Malaney S, Trumpower B L, Deber C M, Robinson B H
Department of Genetics, the Hospital for Sick Children, Toronto, Ontario M5G 1X8, Canada.
J Biol Chem. 1997 Jul 11;272(28):17495-501. doi: 10.1074/jbc.272.28.17495.
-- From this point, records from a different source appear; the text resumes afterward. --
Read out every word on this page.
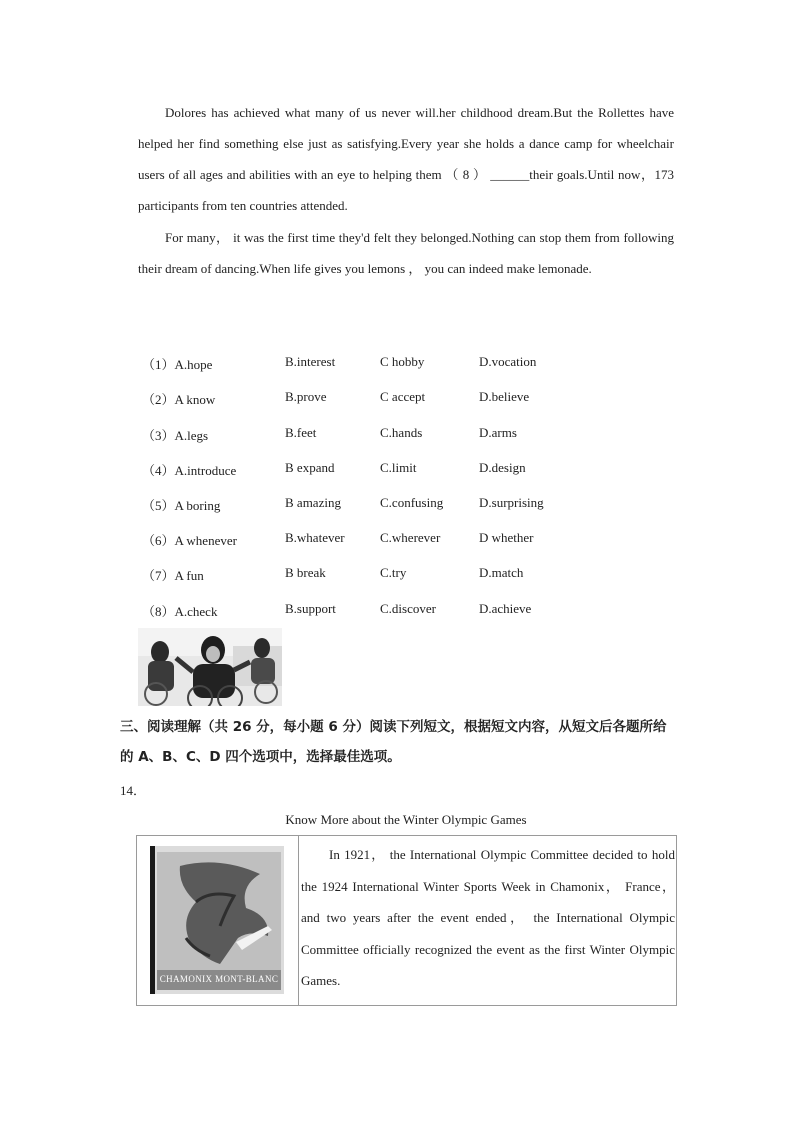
Dolores has achieved what many of us never will.her childhood dream.But the Rollettes have helped her find something else just as satisfying.Every year she holds a dance camp for wheelchair users of all ages and abilities with an eye to helping them （ 8 ） ______their goals.Until now，173 participants from ten countries attended.

For many， it was the first time they'd felt they belonged.Nothing can stop them from following their dream of dancing.When life gives you lemons ， you can indeed make lemonade.

（1）A.hope	B.interest	C hobby	D.vocation
（2）A know	B.prove	C accept	D.believe
（3）A.legs	B.feet	C.hands	D.arms
（4）A.introduce	B expand	C.limit	D.design
（5）A boring	B amazing	C.confusing	D.surprising
（6）A whenever	B.whatever	C.wherever	D whether
（7）A fun	B break	C.try	D.match
（8）A.check	B.support	C.discover	D.achieve

三、阅读理解（共 26 分，每小题 6 分）阅读下列短文，根据短文内容，从短文后各题所给的 A、B、C、D 四个选项中，选择最佳选项。

14．
Know More about the Winter Olympic Games
CHAMONIX MONT-BLANC

In 1921， the International Olympic Committee decided to hold the 1924 International Winter Sports Week in Chamonix， France， and two years after the event ended， the International Olympic Committee officially recognized the event as the first Winter Olympic Games.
Subunit 7 of the yeast cytochrome bc1 complex is encoded by the nuclear QCR7 gene and is essential for respiration. This protein does not contain a cleavable N-terminal mitochondrial targeting sequence, and it is not understood how the Qcr7 protein is imported into mitochondria and assembled into the complex. To test the role of the N terminus of the Qcr7 protein in mitochondrial import, assembly of the complex, and proton translocation, we inactivated the endogenous QCR7 gene and expressed mutated qcr7 genes capable of synthesizing proteins truncated by 7, 10, 14, and 20 residues (Qcr7p-delta7, Qcr7p-delta10, Qcr7p-delta14, and Qcr7p-delta20, respectively) from the N terminus. In addition, we studied two mutants containing Qcr7 proteins with point mutations in addition to a delta7 truncation, Qcr7p-delta7(D13V) and Qcr7p-delta7(R10K). All the mutant proteins with the exception of Qcr7p-delta10 were present in the mitochondria at 30 degrees C, although most at lower steady-state levels than the Qcr7p from the strain overexpressing wild type QCR7. The absence of the Qcr7p-delta10 may be the result of an unstable protein or a decrease in the efficiency of mitochondrial import due to its compromised amphipathic alpha-helix and the presence of a negative charge exposed at the N terminus. Cytochrome c reductase activities and the amounts of ATP synthesized were comparable with the wild type in the strain expressing Qcr7p-delta7. The strain expressing Qcr7p-delta7(R10K) had an identical phenotype to the one containing the Qcr7p-delta7, whereas strains expressing the Qcr7p-delta10, Qcr7p-delta14, Qcr7p-delta20, and Qcr7p-delta7(D13V) were all respiration-deficient. Examination of the steady-state levels of complex III subunits showed that core protein 2, cytochrome c1, the iron-sulfur protein, and the 11-kDa subunit are reduced in respiration-deficient mutant strains. Results from deletion analyses indicate that the N-terminal 20 residues (after Met-1) of the Qcr7 protein are not essential for import into mitochondria and that the N-terminal seven residues (after Met-1) are not involved in proton translocation. The results of this work show, however, that the N terminus of the Qcr7 protein is essential for the biosynthesis of ubiquinol-cytochrome c reductase.
酵母细胞色素bc1复合物的亚基7由核基因QCR7编码,对呼吸作用至关重要。该蛋白不包含可切割的N端线粒体靶向序列,目前尚不清楚Qcr7蛋白是如何导入线粒体并组装成复合物的。为了测试Qcr7蛋白N端在线粒体导入、复合物组装和质子转运中的作用,我们使内源性QCR7基因失活,并表达了能够合成从N端截短7、10、14和20个残基的蛋白质的突变qcr7基因(分别为Qcr7p-Δ7、Qcr7p-Δ10、Qcr7p-Δ14和Qcr7p-Δ20)。此外,我们研究了两个除了Δ7截短外还含有Qcr7蛋白点突变的突变体,即Qcr7p-Δ7(D13V)和Qcr7p-Δ7(R10K)。除了Qcr7p-Δ10外,所有突变蛋白在30℃时都存在于线粒体中,尽管大多数的稳态水平低于过表达野生型QCR7菌株的Qcr7p。Qcr7p-Δ10的缺失可能是由于蛋白质不稳定,或者由于其两亲性α-螺旋受损以及N端暴露的负电荷导致线粒体导入效率降低。在表达Qcr7p-Δ7的菌株中,细胞色素c还原酶活性和合成的ATP量与野生型相当。表达Qcr7p-Δ7(R10K)的菌株与含有Qcr7p-Δ7的菌株具有相同的表型,而表达Qcr7p-Δ10、Qcr7p-Δ14、Qcr7p-Δ20和Qcr7p-Δ7(D13V)的菌株均存在呼吸缺陷。对复合物III亚基稳态水平的检测表明,在呼吸缺陷突变菌株中,核心蛋白2、细胞色素c1、铁硫蛋白和11 kDa亚基的水平降低。缺失分析结果表明,Qcr7蛋白的N端20个残基(Met-1之后)对于导入线粒体不是必需的,N端7个残基(Met-1之后)不参与质子转运。然而,这项工作的结果表明,Qcr7蛋白的N端对于泛醌-细胞色素c还原酶的生物合成是必需的。